Tom Perrotta, The Abstinence Teacher
Publisher: St. Martin’s Press
2007, 358 pages, hardcover, $24.95
the abstinence teacher of Tom Perrotta’s eponymously titled book is Ruth Ramsey. She teaches sex-ed to the high school students of Stonewood Heights, an affluent Northeastern suburb in an unnamed state that is middle of the road in its political coloring, neither red nor blue. Ruth is a divorced 41-year-old who believes in a liberal pedagogy of common-sense: “Pleasure is Good, Shame is Bad, and Knowledge is Power.” When one of her ninth graders compares oral sex to French kissing a toilet seat, the teacher makes a glib, but fateful observation: “from what I hear about oral sex, some people enjoy it.” Ruth, the empirically minded science teacher, has failed to recognize that today’s America is undergoing a cultural sea change as secularists and Christians vie for the minds (and souls) of society’s youth. Tolerance is passé. A local evangelical church, the Tabernacle of the Gospel Truth, compels the school board to adopt a conservative health curriculum, one that proselytizes abstinence as the foolproof method to avoid pregnancy as well as the plague of STDs. Condoms are not an option, of course, because they promote underage sex. Reluctantly, Ruth complies with a program she finds not only inaccurate, but immoral. To make matters worse, her fifteen-year-old daughter, Eliza, has been secretly reading the Bible. She wants to go to church like the other girls. Now Ruth gets it-she’s under siege by the Christian right.
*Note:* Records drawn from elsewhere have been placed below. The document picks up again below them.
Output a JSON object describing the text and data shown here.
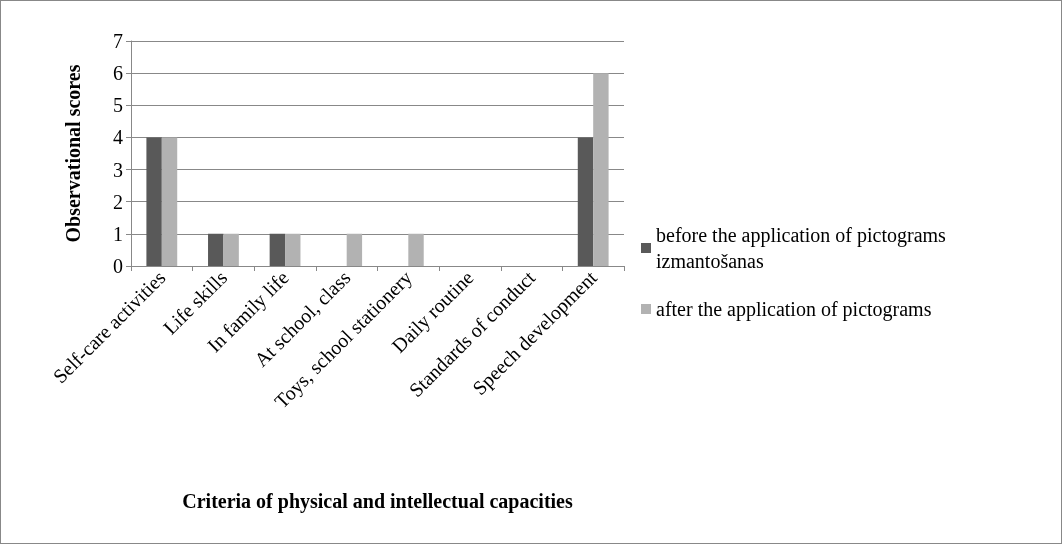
{
  "chart_data": {
    "type": "bar",
    "xlabel": "Criteria of physical and intellectual capacities",
    "ylabel": "Observational scores",
    "categories": [
      "Self-care activities",
      "Life skills",
      "In family life",
      "At school, class",
      "Toys, school stationery",
      "Daily routine",
      "Standards of conduct",
      "Speech development"
    ],
    "series": [
      {
        "name": "before the application of pictograms izmantošanas",
        "color": "#595959",
        "values": [
          4,
          1,
          1,
          0,
          0,
          0,
          0,
          4
        ]
      },
      {
        "name": "after the application of pictograms",
        "color": "#b2b2b2",
        "values": [
          4,
          1,
          1,
          1,
          1,
          0,
          0,
          6
        ]
      }
    ],
    "ylim": [
      0,
      7
    ],
    "yticks": [
      0,
      1,
      2,
      3,
      4,
      5,
      6,
      7
    ],
    "grid": "y",
    "legend": "right"
  }
}
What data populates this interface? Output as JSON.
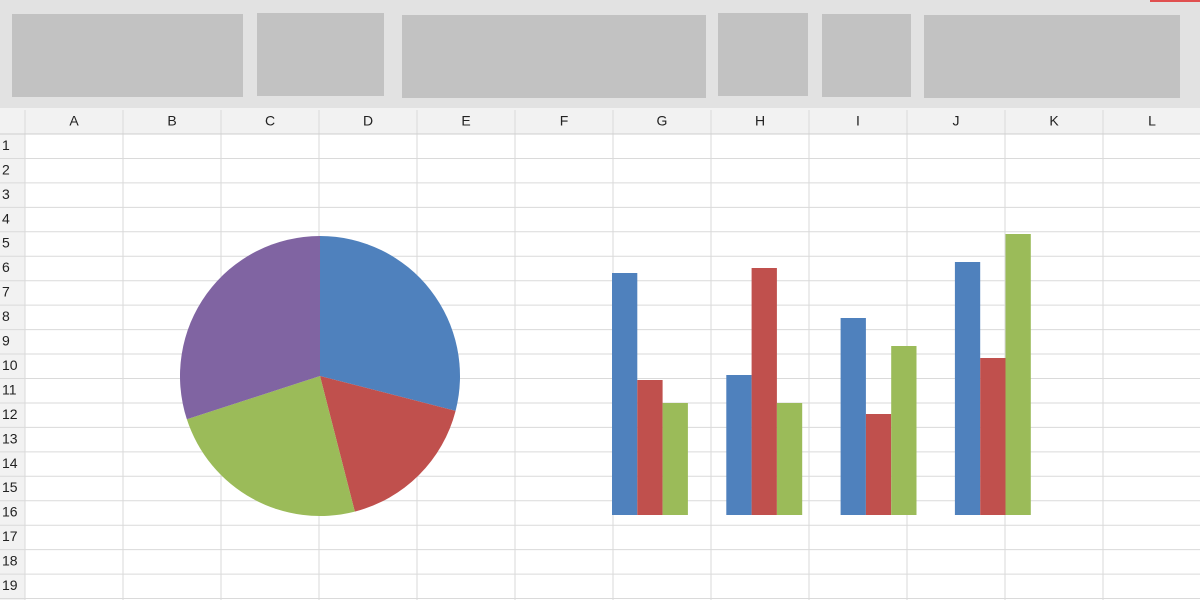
{
  "columns": [
    "A",
    "B",
    "C",
    "D",
    "E",
    "F",
    "G",
    "H",
    "I",
    "J",
    "K",
    "L"
  ],
  "rows": [
    1,
    2,
    3,
    4,
    5,
    6,
    7,
    8,
    9,
    10,
    11,
    12,
    13,
    14,
    15,
    16,
    17,
    18,
    19
  ],
  "chart_data": [
    {
      "type": "pie",
      "values": [
        29,
        17,
        24,
        30
      ],
      "colors": [
        "#4f81bd",
        "#c0504d",
        "#9bbb59",
        "#8064a2"
      ]
    },
    {
      "type": "bar",
      "categories": [
        null,
        null,
        null,
        null
      ],
      "series": [
        {
          "color": "#4f81bd",
          "values": [
            242,
            140,
            197,
            253
          ]
        },
        {
          "color": "#c0504d",
          "values": [
            135,
            247,
            101,
            157
          ]
        },
        {
          "color": "#9bbb59",
          "values": [
            112,
            112,
            169,
            281
          ]
        }
      ]
    }
  ]
}
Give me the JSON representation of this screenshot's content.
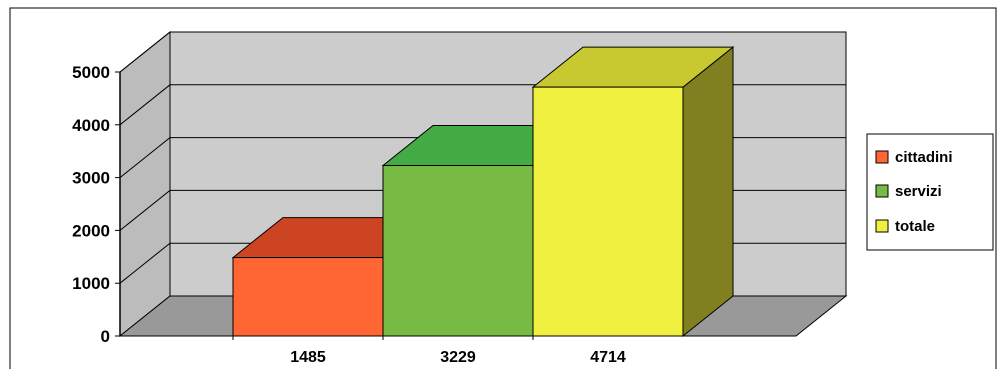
{
  "chart_data": {
    "type": "bar",
    "style": "3d-column",
    "categories": [
      "1485",
      "3229",
      "4714"
    ],
    "values": [
      1485,
      3229,
      4714
    ],
    "series": [
      {
        "name": "cittadini",
        "values": [
          1485,
          null,
          null
        ],
        "color": "#ff6633",
        "top_color": "#cc4422"
      },
      {
        "name": "servizi",
        "values": [
          null,
          3229,
          null
        ],
        "color": "#77bb44",
        "top_color": "#44aa44"
      },
      {
        "name": "totale",
        "values": [
          null,
          null,
          4714
        ],
        "color": "#f0f040",
        "top_color": "#c8c830",
        "side_color": "#808020"
      }
    ],
    "title": "",
    "xlabel": "",
    "ylabel": "",
    "ylim": [
      0,
      5000
    ],
    "yticks": [
      "0",
      "1000",
      "2000",
      "3000",
      "4000",
      "5000"
    ],
    "grid": true,
    "legend_position": "right",
    "wall_color": "#cccccc",
    "floor_color": "#999999"
  }
}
A novelist with a political or cultural agenda may develop tunnel vision. Instead of writing satirical fiction, said novelist may find him- or herself lecturing from the secular pulpit, sacrificing drama for punditry. Luckily, Perrotta is too good a writer to make that mistake. Readers of his previous work (the superb collection of linked stories, Bad Hair Cut: Stories of the Seventies, or his forays into suburban satire, Election and Little Children) will therefore be relieved that the author refused to turn The Abstinence Teacher into a polemic against the creep of Christian evangelical values in the public forum. Perrotta establishes an ideological balance through the sympathetic character of the soccer coach, Tim Mason, a congregant of the Tabernacle, as well as a self-described warrior for Christ. Perrotta knows that the lives of sinners are far more compelling-dramatically speaking-than the lives of saints. We discover that Tim, before he became Coach Tim, wandered alone in the dark woods of temptation. He played bass in a rock band, he ruined his marriage with a cocaine/alcohol addiction, and he lusted after nubile groupies. Then Tim found Jesus and was Born Again.
Now Tim is the beloved soccer coach of Ruth’s thirteen-year-old daughter, Maggie. Youth athletics places the ideologically antagonistic adults on the same sideline. But when Coach Tim initiates a post-game prayer circle, Ruth calls foul. The Youth Soccer League is funded by public dollars and she argues that it’s a breach of the separation between church and state. Off the field, Tim and Ruth have a collision of their own, but instead of acrimony, the believer and the skeptic discover that they share the burden of past mistakes: both are divorced and lonely; both are caretakers of teenagers who are becoming increasingly distant. Ruth’s daughters-Maggie and Eliza-have embraced the Christian community that persecutes their mother, while Tim’s daughter, Abby, has a habit of rolling her eyes at her father’s attempts to connect. He’s a Jesus-freak, after all. It’s no mystery that Ruth and Tim are expected to come together by the novel’s conclusion. Like two converging forwards, the lonely suburbanite couple maneuver toward a common goal, joined by the mutual experience of human vulnerability.
The barbs of Perrotta’s satire pierce the flesh of Christians who flaunt their faith, those believers who act as if they have God on speed-dial. Tim Mason carries himself with the wisdom of a man who understands that struggle itself is a religious principle. He tries to reconcile his spiritual beliefs with the secular temptations of his past and the shadows they cast onto his present life. With Jesus as a role model, however, it’s hard for an ex-drug addict to feel spiritually adequate. Ruth, like Tim, doesn’t believe that her own past indiscretions, or Tim’s sins, should be completely absolved. She asks: “When we disavow our mistakes, aren’t we also disavowing our identities?” Her question answers an early scene in which the pastor of Tim’s congregation compares temptation to a fungus, and therefore reduces human desire to a moldy pest that needs only to be exposed to the “fresh air and sunlight of Jesus Christ” to be made clean. The sterile bromide blends self-help philosophy with the language of an Ajax commercial. It applies to the dark crannies beneath a household sink, not the cavernous depths of the human heart.